Question

Consider a conducting wire of length $L$ bent in the form of a circle of radius $R$ and another conductor of length '$a$' ($a<<R$) bent in the form of a square. The two loops are then placed in the same plane such that the square loop is exactly at the centre of the circular loop. What will be the mutual inductance between the two loops?
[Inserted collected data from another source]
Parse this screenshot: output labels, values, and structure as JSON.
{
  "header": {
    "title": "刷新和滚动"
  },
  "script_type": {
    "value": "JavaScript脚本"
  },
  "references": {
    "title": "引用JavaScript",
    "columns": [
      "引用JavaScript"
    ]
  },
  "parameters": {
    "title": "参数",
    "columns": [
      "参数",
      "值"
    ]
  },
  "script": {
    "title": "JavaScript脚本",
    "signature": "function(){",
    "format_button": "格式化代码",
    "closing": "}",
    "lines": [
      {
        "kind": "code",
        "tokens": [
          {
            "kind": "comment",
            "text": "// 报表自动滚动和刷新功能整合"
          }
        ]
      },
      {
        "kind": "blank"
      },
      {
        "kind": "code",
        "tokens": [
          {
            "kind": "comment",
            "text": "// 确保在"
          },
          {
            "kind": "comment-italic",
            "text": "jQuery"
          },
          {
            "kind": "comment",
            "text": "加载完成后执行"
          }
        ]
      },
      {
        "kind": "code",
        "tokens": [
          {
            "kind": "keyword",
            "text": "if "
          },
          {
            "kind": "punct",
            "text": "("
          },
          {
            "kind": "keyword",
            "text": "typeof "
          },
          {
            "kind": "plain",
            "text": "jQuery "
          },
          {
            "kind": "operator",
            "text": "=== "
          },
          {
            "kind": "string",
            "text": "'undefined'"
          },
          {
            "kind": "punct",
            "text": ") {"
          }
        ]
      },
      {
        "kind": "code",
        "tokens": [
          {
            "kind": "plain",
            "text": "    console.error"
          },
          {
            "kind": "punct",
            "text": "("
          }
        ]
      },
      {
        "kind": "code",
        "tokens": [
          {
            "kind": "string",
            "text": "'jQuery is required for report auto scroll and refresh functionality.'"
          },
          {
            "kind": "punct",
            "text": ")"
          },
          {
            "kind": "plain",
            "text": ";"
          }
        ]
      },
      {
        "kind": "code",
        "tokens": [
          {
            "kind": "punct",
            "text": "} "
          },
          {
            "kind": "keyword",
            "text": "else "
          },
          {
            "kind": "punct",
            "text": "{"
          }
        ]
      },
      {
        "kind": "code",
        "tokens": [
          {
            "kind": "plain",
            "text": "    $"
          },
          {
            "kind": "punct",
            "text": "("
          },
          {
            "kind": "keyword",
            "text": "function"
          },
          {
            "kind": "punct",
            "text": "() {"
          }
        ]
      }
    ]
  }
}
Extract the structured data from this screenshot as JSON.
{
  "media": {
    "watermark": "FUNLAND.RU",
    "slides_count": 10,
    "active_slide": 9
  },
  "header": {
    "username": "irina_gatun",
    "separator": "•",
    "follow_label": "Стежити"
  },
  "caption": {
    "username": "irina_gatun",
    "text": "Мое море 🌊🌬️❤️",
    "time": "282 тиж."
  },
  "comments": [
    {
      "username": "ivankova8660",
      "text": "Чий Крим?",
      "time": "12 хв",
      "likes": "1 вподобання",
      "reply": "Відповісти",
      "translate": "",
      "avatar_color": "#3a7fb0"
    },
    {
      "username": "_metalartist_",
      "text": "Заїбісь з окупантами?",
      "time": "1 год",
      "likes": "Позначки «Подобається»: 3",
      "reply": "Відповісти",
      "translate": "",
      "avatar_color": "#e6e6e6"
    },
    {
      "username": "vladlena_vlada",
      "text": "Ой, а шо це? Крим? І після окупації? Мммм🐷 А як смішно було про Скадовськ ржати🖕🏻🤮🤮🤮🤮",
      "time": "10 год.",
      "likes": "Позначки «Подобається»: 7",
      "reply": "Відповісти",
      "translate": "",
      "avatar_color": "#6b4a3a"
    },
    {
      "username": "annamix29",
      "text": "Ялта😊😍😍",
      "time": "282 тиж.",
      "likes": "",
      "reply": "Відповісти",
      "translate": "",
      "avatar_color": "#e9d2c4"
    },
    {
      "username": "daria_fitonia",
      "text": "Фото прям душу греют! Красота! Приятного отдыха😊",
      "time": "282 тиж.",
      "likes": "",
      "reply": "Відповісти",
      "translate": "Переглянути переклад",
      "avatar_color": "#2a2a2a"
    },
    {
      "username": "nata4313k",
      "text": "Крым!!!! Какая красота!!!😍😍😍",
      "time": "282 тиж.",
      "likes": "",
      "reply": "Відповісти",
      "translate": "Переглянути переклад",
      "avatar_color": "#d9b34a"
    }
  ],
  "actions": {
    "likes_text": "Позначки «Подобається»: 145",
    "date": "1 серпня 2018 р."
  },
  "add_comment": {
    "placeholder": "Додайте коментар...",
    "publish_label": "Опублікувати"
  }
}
• A. ${\mu }_0\frac{\pi a^2}{L}$
• B. ${\mu }_0\frac{\pi a^2}{16L}$
• C. ${\mu }_0\frac{\pi a^2}{4L}$
• D. ${\mu }_0\frac{a^2}{4\pi L}$

Answer 1

The correct option is B ${\mu }_0\frac{\pi a^2}{16L}$


Let i be the current through the circular loop.
Magnetic field due to the current,
$\overrightarrow{B}$ =$\frac{{\mu }_{0}i}{2R}$ where $2\pi R=L$
Hence flux through square loop,
$\Phi =B\times$ (Area of loop) $=B\times (x{)}^2$
where $x$ is the side of the square loop.
Given, $x=\frac{a}{4}$
Also, $\Phi =Mi$
$\Rightarrow Mi=\frac{{\mu }_{0}i}{2\left(\frac{L}{2\pi }\right)}{\left(\frac{a}{4}\right)}^2=\frac{{\mu }_{0}i{a}^2\pi }{16L}\Rightarrow M=\frac{{\mu }_0\pi a^2}{16L}$